Models

Large Language Models (LLMs)

Large language models (LLMs) are AI systems trained on vast amounts of text data to understand and generate human language. Built on Transformer architectures with billions to trillions of parameters, LLMs exhibit emergent capabilities — skills not explicitly trained for — including reasoning, coding, translation, and question answering.

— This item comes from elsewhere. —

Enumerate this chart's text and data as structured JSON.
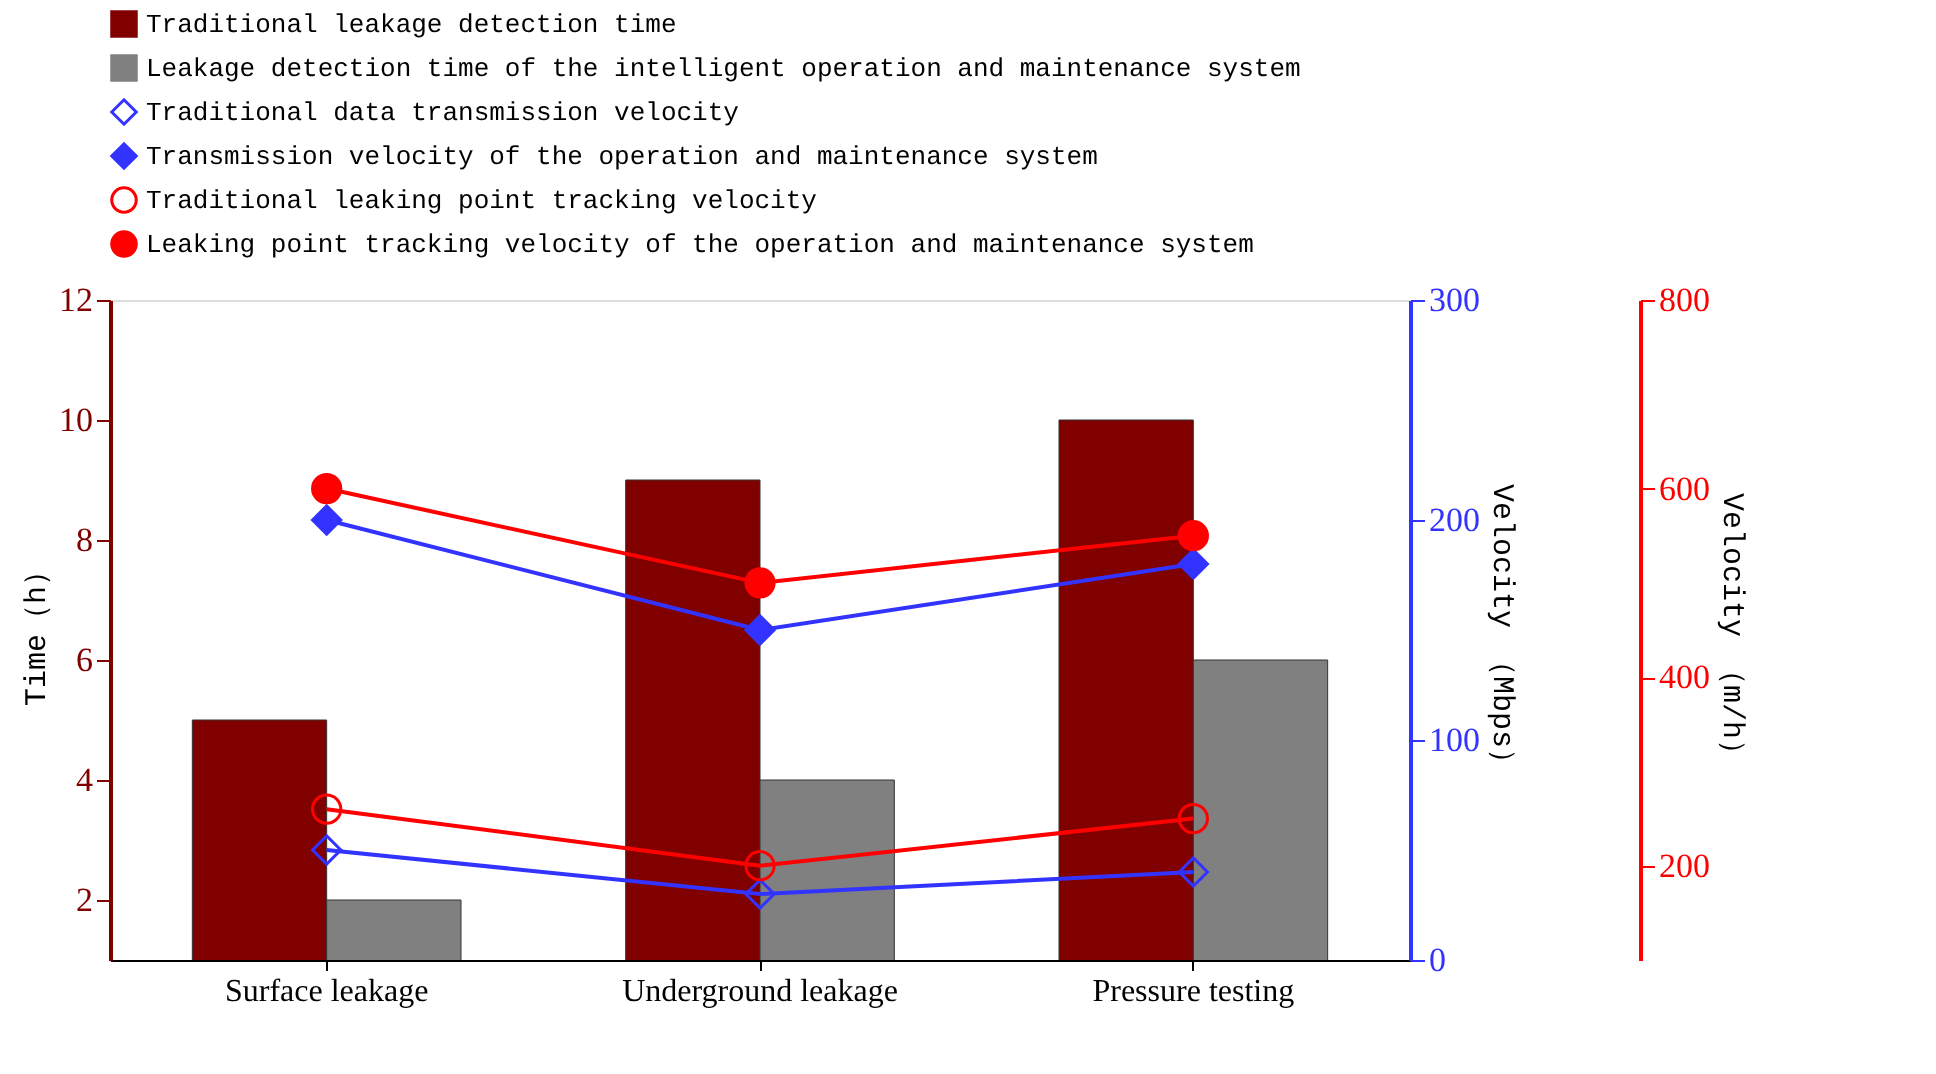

How Large Language Models Works

LLMs are pre-trained using self-supervised learning: given a sequence of text, the model learns to predict the next token. This is done at massive scale using hundreds of billions of tokens of internet text, books, and code. After pre-training, models are typically fine-tuned with human feedback (RLHF) to align outputs with helpful, harmless, and honest responses. At inference time, the model generates text token-by-token using sampling strategies.

Key Use Cases

  • Conversational AI and chatbots
  • Code generation and debugging
  • Document summarisation
  • Translation and localisation
  • Search and question answering
  • Legal and medical document analysis
  • Content creation and editing

Frequently Asked Questions

What is a large language model?
A large language model is a neural network (typically Transformer-based) with billions of parameters, trained on massive text corpora to generate and understand language. GPT-4, Claude 3, Gemini, and Llama 3 are prominent examples.
How do LLMs know so much?
LLMs learn from patterns in their training data, which may include Wikipedia, books, academic papers, code, and web pages. They develop internal representations of world knowledge that can be retrieved at inference time.
What is the difference between LLMs and chatbots?
Traditional chatbots used rules or retrieval to generate responses. LLMs generate responses by predicting the most contextually appropriate text given a conversation history, enabling far more flexible, nuanced, and capable dialogue.
Are LLMs the same as AI?
No. LLMs are a specific type of AI model specialised in language. AI is a broad field encompassing computer vision, robotics, reinforcement learning, and more. LLMs are a particularly prominent category of AI in 2023-2025.